Autobiography
- Wade
About halfway through my daily downtown bus ride, I notice my fly is down.
I casually, cautiously look around me. Too many people to zip up now. I cross my legs, hoping that no one noticed when I got on the bus and walked to my seat. I pull my copy of Anna Karenina closer to me, set my coffee on my thigh, and sigh.
This happens more often than I'd like to admit. Embarrassing things, not necessarily my fly being down-- although that happens frequently too. I'll get to work and notice shaving cream behind my ear. I'll get done running a meeting and notice I have coffee stains on my shirt. I cross my legs in a crowded room and notice that I have a hole in the sole of my shoe.

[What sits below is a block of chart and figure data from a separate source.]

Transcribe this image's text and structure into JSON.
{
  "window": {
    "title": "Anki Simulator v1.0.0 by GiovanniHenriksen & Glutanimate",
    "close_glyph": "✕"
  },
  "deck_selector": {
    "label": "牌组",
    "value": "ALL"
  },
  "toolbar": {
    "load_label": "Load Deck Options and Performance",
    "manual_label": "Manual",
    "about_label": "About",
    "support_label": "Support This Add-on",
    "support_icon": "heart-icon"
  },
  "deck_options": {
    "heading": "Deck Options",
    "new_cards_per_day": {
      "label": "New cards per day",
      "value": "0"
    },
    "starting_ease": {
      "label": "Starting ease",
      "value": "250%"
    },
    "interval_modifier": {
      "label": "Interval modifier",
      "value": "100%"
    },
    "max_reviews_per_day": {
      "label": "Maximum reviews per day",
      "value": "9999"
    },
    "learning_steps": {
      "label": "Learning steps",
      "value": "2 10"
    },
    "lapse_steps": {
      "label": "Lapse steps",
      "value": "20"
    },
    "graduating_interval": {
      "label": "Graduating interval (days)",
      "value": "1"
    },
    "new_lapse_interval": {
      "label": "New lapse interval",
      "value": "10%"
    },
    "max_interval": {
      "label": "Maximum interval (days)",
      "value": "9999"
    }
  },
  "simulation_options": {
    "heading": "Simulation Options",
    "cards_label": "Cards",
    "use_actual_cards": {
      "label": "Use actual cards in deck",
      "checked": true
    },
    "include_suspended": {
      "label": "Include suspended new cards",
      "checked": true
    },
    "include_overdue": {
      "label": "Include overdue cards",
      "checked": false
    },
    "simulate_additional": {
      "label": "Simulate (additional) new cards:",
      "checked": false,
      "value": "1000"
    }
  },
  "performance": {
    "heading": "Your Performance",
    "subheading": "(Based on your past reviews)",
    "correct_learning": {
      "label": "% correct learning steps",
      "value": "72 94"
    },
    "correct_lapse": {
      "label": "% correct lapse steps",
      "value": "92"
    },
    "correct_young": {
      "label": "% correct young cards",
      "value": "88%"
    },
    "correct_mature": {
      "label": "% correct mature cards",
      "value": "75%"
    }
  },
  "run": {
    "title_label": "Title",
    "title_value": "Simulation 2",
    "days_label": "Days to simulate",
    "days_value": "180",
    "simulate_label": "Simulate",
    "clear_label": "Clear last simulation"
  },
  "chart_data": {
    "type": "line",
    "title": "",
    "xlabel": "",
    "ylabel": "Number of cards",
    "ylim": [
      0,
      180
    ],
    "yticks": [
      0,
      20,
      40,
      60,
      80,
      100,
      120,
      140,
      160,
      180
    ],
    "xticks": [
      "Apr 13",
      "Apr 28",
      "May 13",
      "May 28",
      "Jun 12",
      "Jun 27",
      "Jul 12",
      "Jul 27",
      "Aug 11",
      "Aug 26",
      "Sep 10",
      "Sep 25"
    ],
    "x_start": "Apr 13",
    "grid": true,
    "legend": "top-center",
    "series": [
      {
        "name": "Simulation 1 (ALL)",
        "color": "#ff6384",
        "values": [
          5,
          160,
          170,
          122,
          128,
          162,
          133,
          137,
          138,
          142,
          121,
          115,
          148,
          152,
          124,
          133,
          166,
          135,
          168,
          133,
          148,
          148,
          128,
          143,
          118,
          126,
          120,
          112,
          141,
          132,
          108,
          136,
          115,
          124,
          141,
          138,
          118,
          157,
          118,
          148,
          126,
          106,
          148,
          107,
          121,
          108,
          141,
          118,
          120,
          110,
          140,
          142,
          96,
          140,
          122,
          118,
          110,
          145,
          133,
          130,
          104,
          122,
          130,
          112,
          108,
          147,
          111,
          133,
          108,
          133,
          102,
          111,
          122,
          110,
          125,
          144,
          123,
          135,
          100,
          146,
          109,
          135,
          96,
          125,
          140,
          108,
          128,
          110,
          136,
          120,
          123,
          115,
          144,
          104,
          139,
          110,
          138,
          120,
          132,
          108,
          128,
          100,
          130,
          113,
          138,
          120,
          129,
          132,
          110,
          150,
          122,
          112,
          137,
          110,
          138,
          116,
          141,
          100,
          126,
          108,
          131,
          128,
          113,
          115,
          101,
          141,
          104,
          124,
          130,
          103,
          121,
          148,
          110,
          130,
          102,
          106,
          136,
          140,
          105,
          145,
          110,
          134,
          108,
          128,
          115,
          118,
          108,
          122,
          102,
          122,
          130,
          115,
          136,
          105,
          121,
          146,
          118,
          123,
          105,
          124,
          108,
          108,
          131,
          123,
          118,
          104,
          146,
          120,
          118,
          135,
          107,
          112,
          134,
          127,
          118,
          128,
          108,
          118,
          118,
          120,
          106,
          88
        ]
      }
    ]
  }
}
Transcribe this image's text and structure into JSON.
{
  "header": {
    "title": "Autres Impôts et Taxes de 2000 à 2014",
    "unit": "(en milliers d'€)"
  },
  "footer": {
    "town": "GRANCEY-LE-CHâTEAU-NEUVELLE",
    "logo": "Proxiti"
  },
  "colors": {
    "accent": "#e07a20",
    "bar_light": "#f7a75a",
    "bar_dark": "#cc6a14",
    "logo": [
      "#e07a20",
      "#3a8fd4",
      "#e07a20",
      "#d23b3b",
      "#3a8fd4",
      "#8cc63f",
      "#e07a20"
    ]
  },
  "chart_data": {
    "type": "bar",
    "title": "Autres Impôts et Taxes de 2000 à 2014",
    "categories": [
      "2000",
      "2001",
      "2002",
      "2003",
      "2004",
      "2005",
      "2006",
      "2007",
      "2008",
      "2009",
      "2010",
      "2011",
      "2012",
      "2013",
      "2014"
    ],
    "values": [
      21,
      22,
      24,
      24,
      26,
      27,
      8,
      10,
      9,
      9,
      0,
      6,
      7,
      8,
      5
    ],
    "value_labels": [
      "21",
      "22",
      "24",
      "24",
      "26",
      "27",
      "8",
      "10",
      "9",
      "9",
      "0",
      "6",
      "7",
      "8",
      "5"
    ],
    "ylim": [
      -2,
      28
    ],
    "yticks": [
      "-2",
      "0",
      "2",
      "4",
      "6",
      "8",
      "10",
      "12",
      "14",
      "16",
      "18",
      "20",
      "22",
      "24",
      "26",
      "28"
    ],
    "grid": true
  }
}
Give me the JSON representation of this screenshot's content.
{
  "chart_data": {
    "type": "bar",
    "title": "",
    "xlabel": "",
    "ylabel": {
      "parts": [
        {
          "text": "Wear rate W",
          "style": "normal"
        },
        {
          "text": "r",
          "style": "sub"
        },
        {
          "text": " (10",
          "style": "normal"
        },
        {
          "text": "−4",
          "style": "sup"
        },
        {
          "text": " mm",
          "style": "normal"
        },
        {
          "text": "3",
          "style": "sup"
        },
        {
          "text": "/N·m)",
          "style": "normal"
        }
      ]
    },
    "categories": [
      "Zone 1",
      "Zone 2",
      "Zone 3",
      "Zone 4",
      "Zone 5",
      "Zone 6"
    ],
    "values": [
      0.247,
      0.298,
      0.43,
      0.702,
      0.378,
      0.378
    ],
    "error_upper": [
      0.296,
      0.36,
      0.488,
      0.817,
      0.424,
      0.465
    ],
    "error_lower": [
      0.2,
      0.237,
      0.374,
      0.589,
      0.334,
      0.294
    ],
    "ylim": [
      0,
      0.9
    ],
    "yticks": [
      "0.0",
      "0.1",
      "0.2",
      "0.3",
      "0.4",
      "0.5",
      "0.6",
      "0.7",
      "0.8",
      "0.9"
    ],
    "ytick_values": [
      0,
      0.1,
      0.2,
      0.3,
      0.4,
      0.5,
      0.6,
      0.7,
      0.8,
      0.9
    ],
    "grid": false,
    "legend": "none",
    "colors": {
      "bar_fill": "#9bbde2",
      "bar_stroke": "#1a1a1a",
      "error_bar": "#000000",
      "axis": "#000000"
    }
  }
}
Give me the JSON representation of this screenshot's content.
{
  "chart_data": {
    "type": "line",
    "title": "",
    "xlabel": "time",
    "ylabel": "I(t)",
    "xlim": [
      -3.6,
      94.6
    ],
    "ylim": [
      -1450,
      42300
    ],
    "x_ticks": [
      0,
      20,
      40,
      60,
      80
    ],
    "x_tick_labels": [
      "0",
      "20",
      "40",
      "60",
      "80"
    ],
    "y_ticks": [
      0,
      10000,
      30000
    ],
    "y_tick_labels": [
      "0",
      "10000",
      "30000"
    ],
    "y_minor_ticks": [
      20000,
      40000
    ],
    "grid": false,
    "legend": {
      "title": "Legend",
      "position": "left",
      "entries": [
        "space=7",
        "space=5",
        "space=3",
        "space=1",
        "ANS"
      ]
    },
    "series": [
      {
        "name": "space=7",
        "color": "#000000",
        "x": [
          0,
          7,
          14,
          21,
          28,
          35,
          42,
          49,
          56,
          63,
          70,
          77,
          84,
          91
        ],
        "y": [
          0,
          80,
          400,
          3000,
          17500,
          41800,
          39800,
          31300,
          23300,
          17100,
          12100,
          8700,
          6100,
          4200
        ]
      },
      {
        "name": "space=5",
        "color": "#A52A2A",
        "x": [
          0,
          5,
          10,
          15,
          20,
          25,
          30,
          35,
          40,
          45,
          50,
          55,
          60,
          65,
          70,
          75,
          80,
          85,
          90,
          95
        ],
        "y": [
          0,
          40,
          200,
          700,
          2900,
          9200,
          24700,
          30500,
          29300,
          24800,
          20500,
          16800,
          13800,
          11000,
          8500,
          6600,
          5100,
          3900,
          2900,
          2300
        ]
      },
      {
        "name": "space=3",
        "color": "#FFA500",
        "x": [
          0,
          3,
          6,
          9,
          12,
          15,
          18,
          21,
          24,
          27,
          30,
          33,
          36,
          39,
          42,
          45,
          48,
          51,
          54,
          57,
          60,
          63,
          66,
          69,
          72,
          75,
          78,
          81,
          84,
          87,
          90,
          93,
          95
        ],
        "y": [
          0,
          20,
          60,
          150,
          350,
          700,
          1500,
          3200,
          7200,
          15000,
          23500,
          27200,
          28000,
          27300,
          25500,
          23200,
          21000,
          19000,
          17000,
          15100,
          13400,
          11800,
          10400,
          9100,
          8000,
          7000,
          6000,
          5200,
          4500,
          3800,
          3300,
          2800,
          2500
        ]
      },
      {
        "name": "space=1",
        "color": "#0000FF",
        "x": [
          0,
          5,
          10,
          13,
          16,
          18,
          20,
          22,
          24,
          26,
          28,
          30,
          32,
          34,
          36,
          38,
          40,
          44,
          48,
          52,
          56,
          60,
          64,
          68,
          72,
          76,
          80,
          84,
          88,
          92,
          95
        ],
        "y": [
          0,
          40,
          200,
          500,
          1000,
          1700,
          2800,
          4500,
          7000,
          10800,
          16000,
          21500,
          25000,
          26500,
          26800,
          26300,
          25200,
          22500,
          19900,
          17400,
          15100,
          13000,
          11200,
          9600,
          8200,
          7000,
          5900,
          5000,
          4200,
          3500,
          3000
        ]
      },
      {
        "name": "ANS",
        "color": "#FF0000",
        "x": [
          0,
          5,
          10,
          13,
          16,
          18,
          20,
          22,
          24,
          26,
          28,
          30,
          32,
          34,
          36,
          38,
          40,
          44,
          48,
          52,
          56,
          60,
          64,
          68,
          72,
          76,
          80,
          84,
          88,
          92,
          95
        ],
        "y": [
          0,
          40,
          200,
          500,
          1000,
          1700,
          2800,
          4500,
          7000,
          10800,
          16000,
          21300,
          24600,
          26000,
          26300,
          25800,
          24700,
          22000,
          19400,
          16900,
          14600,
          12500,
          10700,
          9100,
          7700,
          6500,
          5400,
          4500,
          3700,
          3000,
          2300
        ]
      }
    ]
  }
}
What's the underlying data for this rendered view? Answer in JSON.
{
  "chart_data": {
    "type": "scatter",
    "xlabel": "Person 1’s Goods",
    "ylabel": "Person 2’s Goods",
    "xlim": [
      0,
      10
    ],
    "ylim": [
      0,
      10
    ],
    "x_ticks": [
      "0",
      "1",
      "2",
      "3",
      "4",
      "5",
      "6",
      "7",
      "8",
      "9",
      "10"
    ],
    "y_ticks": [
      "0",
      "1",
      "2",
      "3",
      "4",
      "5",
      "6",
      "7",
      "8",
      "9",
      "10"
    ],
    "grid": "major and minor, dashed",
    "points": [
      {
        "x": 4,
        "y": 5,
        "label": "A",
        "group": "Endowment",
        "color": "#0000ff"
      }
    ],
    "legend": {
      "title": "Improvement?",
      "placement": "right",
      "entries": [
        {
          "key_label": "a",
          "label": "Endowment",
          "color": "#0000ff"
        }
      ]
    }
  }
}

Although nothing will ever top the time I came to work wearing two different shoes.
I don't think I'm a klutz, in the traditional sense. I don't fall down stairs. I match my socks with my shirt, whenever possible. I've never broken a bone out of stupidity, or any other reason for that matter.
But I'm not smooth, never have been. I'm an only child, I spent a lot of time by myself growing up. Not that I'm complaining-- but my social interaction seemed limited compared to friends who had siblings. I wonder if that's why large gatherings make me nervous, why I tend to seek out one or two people that I know well and talk with them in a corner. Why I feel like I need two or three drinks to comfortably interact with people in a social setting.
I wish I didn't feel that way. I wish I could keep a conversation going when I feel it dying because of my lack of, well, conversing. I wish I could enter a room and warm it up because of my personality, instead of feeling uncomfortable around people who are able to do so. I wish I had the confidence to think that someday I'll break out of this cycle of being a drone in a taupe cube, banging my head against a corporate ladder that I'm sometimes nervous to even step onto, wondering if I even want to get to the top.
Until those wishes come true, I'll be happy to sit in the back of the bus, reading, ignoring the conversation going on around me-- at least trying to. And casually, cautiously checking my fly to make sure I don't make a scene.